Wednesday, May 18, 2011

The Week's Best iPad Apps [Video]

Casey Chan ?The Week's Best iPad Apps Planetary: Planetary is an iPad-only music player that renders your collection as a stunning universe of stars (artist), planets (albums), and moons (songs). Each successive level is fluidly interactive: tap on the name of a song to play it, give the display a gentle nudge to set the solar system spinning in motion, and expand with two fingers to zoom out back to album view. It's hard to explain the experience in words, but it's just one of those brilliantly designed apps that responds to your every touch just the way you think it should. Free.

The Week's Best iPad AppsAdobe Eazel for Photoshop: Adobe Eazel, Jesus' favorite iPad Photoshop app, works as a standalone paint application and also connects to Photoshop, sending images that get automagically scaled to whatever resolution you want. What's especially cool is the five finger interface and the mixing of wet and dry paint for color blending, with an engine that allows paint to dry over time, just like in real life. $5

The Week's Best iPad AppsNew Yorker: The first great iPad subscription: $6 a month or $60 a year. If you want the print and web version along with your iPad subscriptions, it's only 10 bucks more at $70 a year. Which is to say this is all a pretty damn good deal as each issue of writing literature excellence only costs a buck fifty. I'm signing up.

The Week's Best iPad AppsHitpad: HitPad is an app that explains the hot trending topics you never have any clue what's about. It uses some special formula to find out what's trending and then shows pretty columns relevant to that trend: News, Tweets, Videos, Web and Photos. The idea is that those bite sized but informative nuggets of info will let you know why a particular subject is trending. Free.

The Week's Best iPad AppsAdobe Color Lava for Photoshop: Color Lava allows you to mix colors in a natural way, like a real paint palette. From the mixes you can create individual color swatches and also color themes. This app works connected to Photoshop in real time, but also on its own. $3

The Week's Best iPad AppsAdobe Nav for Photoshop: Jesus says, it allows you to control Photoshop files and tools from the iPad. Using Nav you can create a custom palette with 16 of your favorite tools, as well as use it to pick colors or zoom. It will also allow you to navigate up to 200 documents already opened in Photoshop CS5, access their information, allowing you to reorder them to suit your workflow, and even zoom into the documents at will. Think about this last feature as a virtual light box for your current open documents. Nav will also allow you to open any document from your iPad on your desktop Photoshop instantaneously. $2

The Week's Best iPad AppsEveryday Looper: A simple app for recording a snatch of audio, looping it ad infinitum, recording another snatch on top of that, looping it ad infinitum, and so on. Just tap one of the four supplied tracks (or one of the six, on the iPad), and start making noise. Tap it again to stop recording and set the end point for the loop. From there you can record more, merge tracks together, set the volume of individual tracks, and so on. $6.
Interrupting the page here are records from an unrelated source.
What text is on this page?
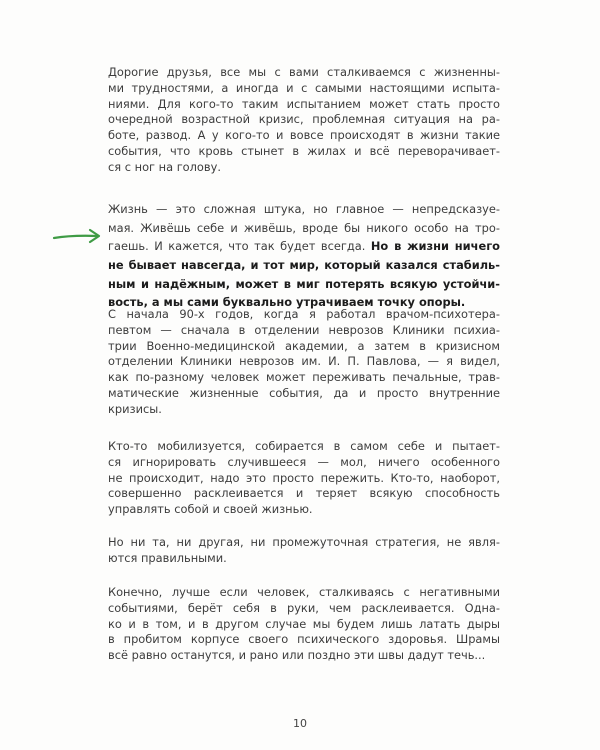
Дорогие друзья, все мы с вами сталкиваемся с жизненны-
ми трудностями, а иногда и с самыми настоящими испыта-
ниями. Для кого-то таким испытанием может стать просто
очередной возрастной кризис, проблемная ситуация на ра-
боте, развод. А у кого-то и вовсе происходят в жизни такие
события, что кровь стынет в жилах и всё переворачивает-
ся с ног на голову.
Жизнь — это сложная штука, но главное — непредсказуе-
мая. Живёшь себе и живёшь, вроде бы никого особо на тро-
гаешь. И кажется, что так будет всегда. Но в жизни ничего
не бывает навсегда, и тот мир, который казался стабиль-
ным и надёжным, может в миг потерять всякую устойчи-
вость, а мы сами буквально утрачиваем точку опоры.
С начала 90-х годов, когда я работал врачом-психотера-
певтом — сначала в отделении неврозов Клиники психиа-
трии Военно-медицинской академии, а затем в кризисном
отделении Клиники неврозов им. И. П. Павлова, — я видел,
как по-разному человек может переживать печальные, трав-
матические жизненные события, да и просто внутренние
кризисы.
Кто-то мобилизуется, собирается в самом себе и пытает-
ся игнорировать случившееся — мол, ничего особенного
не происходит, надо это просто пережить. Кто-то, наоборот,
совершенно расклеивается и теряет всякую способность
управлять собой и своей жизнью.
Но ни та, ни другая, ни промежуточная стратегия, не явля-
ются правильными.
Конечно, лучше если человек, сталкиваясь с негативными
событиями, берёт себя в руки, чем расклеивается. Одна-
ко и в том, и в другом случае мы будем лишь латать дыры
в пробитом корпусе своего психического здоровья. Шрамы
всё равно останутся, и рано или поздно эти швы дадут течь...
10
The Week's Best iPad AppsOn the Way to Woodstock: A detailed look at Woodstock, the artists who performed there, and the social climate in which the concert arrived. The experience is organized around a timeline of of the concert, with photos, videos, songs, and capsule biographies of musicians and groups supplied along the way. It's all a bit disorganized and overwhelming, but then so was the concert itself. $7

Source: http://feeds.gawker.com/~r/gizmodo/full/~3/qSXNUK0kbcE/the-weeks-best-ipad-apps

rr phillies phillies bp oil spill grand canyon

No comments:

Post a Comment

Note: Only a member of this blog may post a comment.